Approximating the Average-Case Graph Search Problem with Non-Uniform Costs
Michał Szyfelbein
TL;DR
The paper studies the Graph Search Problem (GSP), where a hidden target vertex $x$ in a graph $G$ is found via adaptive vertex queries with nonuniform costs $c(v)$ and weights $w(v)$. It exploits a connection to vertex separators to design efficient approximation algorithms: a $(4+\epsilon)$-approximation for trees achieved by a pseudo-exact Weighted $\alpha$-Separator FPTAS, and an $O(\sqrt{\log n})$-approximation for general graphs via a Min-Ratio Vertex Cut framework.

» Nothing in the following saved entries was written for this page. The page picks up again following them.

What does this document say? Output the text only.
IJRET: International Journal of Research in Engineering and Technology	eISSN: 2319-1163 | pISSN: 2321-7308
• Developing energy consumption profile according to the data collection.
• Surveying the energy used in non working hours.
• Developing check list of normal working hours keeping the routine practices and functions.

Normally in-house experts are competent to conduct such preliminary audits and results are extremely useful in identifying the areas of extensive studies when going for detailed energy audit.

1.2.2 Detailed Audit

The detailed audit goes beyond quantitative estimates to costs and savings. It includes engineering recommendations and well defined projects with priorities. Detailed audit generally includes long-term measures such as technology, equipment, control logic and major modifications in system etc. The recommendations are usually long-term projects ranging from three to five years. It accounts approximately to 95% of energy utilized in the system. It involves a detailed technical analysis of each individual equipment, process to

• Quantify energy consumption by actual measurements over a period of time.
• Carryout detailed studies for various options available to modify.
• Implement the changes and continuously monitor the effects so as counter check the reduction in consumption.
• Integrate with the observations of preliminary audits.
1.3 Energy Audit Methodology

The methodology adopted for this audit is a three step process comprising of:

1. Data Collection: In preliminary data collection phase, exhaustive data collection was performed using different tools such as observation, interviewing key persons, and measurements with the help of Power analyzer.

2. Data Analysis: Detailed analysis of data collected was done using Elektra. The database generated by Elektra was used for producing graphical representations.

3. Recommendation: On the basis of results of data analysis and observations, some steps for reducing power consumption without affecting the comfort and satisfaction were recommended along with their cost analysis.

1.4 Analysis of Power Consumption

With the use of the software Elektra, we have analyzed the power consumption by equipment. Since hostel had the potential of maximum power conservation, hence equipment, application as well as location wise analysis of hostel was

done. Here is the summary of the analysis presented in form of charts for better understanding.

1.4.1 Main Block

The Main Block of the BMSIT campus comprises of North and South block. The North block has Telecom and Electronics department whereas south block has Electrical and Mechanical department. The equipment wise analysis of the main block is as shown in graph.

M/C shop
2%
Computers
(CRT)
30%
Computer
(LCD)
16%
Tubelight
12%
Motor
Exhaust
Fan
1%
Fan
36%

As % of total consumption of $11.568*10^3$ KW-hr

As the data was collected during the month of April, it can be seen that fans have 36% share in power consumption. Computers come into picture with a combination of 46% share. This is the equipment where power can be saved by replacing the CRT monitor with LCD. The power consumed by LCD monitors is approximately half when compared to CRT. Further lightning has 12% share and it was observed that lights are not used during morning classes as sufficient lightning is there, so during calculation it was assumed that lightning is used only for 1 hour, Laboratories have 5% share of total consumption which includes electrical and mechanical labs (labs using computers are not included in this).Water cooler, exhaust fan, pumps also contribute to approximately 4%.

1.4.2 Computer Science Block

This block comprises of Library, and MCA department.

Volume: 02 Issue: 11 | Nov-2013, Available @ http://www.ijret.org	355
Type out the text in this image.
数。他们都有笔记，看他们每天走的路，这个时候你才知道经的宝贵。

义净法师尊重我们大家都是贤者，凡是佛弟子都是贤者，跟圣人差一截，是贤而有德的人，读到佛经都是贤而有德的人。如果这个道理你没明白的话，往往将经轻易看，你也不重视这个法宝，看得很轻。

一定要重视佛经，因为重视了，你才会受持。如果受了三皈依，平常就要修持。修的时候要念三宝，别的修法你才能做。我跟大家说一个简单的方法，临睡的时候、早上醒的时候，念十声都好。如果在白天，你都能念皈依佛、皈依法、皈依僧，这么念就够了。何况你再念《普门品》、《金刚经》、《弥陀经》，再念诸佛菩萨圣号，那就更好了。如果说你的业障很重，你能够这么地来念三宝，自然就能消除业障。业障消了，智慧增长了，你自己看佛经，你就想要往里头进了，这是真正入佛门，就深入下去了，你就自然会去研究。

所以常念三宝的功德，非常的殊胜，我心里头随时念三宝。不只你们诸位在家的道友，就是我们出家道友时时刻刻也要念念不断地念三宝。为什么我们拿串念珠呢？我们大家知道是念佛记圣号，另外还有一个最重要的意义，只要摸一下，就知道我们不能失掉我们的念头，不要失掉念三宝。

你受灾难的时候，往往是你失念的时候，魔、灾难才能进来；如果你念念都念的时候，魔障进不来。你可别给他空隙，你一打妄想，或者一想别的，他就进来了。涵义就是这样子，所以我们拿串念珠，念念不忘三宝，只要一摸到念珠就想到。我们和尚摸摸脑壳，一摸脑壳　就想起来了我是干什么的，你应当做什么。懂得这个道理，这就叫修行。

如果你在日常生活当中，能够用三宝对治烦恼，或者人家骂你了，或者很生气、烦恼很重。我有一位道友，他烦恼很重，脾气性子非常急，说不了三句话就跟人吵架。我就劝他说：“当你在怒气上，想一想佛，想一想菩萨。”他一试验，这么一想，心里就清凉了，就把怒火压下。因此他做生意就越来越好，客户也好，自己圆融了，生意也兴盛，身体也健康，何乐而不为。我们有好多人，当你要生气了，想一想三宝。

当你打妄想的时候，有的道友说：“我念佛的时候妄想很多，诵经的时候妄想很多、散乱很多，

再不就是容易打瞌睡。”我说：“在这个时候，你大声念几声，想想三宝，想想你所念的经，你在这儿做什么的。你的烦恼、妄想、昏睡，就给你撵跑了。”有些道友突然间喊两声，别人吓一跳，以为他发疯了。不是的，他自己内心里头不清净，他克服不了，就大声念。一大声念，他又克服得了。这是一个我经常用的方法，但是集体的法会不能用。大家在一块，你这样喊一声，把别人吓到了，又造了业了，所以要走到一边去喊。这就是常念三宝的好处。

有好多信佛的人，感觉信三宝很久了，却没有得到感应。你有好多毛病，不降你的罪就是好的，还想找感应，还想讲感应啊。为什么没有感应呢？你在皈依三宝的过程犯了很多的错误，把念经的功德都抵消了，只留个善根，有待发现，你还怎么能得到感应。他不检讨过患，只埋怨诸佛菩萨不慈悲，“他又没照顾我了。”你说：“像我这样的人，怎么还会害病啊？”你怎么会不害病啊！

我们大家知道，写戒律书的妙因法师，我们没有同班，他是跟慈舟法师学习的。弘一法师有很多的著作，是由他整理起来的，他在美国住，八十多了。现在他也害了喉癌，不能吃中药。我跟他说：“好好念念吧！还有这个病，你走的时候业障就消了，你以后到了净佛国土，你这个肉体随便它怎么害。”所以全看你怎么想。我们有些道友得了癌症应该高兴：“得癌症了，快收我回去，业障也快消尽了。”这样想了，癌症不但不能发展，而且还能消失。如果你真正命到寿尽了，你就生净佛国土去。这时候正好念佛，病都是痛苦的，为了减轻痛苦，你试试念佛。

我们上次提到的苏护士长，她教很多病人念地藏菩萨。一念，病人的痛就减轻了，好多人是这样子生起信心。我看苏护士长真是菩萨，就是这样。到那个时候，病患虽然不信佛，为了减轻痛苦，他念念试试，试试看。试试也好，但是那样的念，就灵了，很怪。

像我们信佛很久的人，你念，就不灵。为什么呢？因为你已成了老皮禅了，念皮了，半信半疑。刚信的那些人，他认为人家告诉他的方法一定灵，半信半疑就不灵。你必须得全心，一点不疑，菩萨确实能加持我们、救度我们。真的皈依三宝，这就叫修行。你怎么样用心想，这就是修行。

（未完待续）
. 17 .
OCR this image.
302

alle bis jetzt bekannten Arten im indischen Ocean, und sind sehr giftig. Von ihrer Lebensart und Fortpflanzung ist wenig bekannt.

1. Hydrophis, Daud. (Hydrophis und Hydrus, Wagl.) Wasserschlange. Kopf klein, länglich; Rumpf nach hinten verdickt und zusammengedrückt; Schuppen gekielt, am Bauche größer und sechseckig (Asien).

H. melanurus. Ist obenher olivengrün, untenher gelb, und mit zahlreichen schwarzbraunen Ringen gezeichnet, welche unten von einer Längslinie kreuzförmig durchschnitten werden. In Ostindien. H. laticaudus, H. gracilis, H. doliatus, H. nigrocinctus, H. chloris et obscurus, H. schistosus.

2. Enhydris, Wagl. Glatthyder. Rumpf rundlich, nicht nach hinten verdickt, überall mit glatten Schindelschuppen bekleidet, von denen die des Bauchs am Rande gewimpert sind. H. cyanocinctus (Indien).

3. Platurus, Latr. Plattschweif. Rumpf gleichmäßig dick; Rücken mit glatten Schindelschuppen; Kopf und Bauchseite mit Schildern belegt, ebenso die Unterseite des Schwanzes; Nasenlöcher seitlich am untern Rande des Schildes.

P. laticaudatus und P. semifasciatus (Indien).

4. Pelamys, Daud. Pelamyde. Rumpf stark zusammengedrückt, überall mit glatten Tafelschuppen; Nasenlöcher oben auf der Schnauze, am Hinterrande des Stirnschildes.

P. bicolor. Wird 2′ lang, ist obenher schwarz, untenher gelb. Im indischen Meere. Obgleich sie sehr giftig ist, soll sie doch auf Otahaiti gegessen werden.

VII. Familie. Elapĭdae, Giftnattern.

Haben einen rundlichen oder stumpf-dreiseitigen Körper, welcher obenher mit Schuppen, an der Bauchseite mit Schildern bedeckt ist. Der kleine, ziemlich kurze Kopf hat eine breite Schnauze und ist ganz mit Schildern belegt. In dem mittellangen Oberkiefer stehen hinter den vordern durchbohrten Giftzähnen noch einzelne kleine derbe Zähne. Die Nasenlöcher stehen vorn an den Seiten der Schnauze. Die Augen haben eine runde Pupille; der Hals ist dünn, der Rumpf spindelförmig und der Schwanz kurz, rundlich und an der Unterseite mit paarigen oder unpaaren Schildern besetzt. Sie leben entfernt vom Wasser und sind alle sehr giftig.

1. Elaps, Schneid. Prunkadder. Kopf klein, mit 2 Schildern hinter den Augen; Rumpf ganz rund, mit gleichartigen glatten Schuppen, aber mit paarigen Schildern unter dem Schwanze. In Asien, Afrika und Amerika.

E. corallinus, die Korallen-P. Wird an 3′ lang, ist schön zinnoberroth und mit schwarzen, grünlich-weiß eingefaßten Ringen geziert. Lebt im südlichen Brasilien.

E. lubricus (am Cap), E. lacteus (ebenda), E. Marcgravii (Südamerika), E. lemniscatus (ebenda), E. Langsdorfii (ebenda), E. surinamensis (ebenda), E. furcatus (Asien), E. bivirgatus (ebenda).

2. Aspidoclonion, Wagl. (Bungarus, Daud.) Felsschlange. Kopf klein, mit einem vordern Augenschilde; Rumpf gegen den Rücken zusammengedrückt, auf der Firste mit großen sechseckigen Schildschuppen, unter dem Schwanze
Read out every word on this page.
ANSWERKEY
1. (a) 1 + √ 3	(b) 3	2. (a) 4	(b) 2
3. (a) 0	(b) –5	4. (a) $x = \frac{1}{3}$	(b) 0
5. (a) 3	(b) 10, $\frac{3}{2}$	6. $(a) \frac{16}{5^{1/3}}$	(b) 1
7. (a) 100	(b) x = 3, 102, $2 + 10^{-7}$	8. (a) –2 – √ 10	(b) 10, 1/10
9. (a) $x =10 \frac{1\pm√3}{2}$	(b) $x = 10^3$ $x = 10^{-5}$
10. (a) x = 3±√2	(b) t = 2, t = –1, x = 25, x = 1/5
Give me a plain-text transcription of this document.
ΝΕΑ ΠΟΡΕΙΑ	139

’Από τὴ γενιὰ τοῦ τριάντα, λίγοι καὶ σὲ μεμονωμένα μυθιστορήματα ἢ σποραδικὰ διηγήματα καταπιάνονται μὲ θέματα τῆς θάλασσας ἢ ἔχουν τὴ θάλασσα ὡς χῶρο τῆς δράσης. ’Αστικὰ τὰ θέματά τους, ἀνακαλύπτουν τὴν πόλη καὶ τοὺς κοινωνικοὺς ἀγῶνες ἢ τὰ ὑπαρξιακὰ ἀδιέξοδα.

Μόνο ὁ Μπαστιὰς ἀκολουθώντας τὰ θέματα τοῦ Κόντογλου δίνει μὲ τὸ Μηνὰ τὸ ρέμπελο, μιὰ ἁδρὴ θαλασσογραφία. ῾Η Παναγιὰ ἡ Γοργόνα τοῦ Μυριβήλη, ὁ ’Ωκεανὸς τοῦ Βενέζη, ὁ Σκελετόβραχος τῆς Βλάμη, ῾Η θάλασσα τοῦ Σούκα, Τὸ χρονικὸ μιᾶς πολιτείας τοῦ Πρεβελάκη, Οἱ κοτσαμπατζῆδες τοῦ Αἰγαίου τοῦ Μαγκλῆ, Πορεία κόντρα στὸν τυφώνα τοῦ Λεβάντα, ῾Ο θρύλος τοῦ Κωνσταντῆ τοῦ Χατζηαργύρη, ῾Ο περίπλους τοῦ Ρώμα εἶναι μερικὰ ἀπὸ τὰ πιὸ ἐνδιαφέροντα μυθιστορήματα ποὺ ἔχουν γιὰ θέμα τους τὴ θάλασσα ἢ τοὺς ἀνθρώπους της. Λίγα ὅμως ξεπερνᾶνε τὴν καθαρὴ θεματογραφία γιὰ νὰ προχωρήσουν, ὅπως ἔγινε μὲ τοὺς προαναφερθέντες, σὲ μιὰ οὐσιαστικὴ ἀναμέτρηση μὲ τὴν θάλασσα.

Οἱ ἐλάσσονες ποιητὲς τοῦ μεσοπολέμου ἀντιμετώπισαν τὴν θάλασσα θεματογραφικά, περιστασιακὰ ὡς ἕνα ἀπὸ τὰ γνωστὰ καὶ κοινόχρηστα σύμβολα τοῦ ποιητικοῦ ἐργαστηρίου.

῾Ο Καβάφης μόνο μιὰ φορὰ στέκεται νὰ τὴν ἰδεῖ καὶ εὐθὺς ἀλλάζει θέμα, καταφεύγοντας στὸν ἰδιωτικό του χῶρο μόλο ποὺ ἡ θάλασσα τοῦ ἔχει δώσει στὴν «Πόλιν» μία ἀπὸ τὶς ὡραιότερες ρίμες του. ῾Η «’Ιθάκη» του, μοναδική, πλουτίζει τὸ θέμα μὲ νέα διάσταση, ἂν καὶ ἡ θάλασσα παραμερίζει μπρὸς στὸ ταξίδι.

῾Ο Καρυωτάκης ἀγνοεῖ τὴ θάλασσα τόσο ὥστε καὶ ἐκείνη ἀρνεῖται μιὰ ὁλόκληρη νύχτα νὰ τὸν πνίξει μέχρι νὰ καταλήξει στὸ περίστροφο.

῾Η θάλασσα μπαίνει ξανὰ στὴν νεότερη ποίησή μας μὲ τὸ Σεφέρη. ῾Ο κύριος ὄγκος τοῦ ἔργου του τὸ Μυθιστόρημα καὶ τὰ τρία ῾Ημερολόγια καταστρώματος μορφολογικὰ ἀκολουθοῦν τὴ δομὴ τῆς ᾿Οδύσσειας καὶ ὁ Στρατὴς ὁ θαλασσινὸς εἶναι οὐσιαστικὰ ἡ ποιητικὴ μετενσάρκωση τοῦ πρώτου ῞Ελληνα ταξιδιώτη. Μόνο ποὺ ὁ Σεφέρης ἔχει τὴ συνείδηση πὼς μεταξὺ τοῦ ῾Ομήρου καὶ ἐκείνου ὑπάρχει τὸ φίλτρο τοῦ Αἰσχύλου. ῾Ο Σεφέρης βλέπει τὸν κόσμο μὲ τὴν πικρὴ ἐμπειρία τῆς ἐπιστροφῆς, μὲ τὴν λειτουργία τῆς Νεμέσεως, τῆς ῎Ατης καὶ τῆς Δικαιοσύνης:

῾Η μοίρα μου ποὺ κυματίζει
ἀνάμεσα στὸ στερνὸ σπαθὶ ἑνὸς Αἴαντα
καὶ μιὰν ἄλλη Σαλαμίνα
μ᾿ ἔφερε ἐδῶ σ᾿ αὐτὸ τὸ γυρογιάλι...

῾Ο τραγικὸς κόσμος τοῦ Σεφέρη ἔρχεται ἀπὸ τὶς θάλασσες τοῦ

These results provide the first approximation guarantees for the vertex-query, nonuniform-cost/weight variant of GSP, with NP-hardness established for even restricted cases and detailed discussions in the appendices. The approaches are conceptually simple and practically appealing, suggesting avenues for SDP-based relaxations and tighter bounds in future work.
Abstract
Consider the following generalization of the classic binary search problem: A searcher is required to find a hidden target vertex $x$ in a graph $G$. To do so, they iteratively perform queries to an oracle, each about a chosen vertex $v$. After each such call, the oracle responds whether the target was found and if not, the searcher receives as a reply the connected component in $G-v$ which contains $x$. Additionally, each vertex $v$ may have a different query cost $c(v)$ and a different weight $w(v)$. The goal is to find the optimal querying strategy which minimizes the weighted average-case cost required to find $x$. The problem is NP-hard even for uniform weights and query costs. Inspired by the progress on the edge query variant of the problem [SODA '17], we establish a connection between searching and vertex separation. By doing so, we provide an $O(\sqrt{\log n})$-approximation algorithm for general graphs and a $(4+ε)$-approximation algorithm for the case when the input is a tree.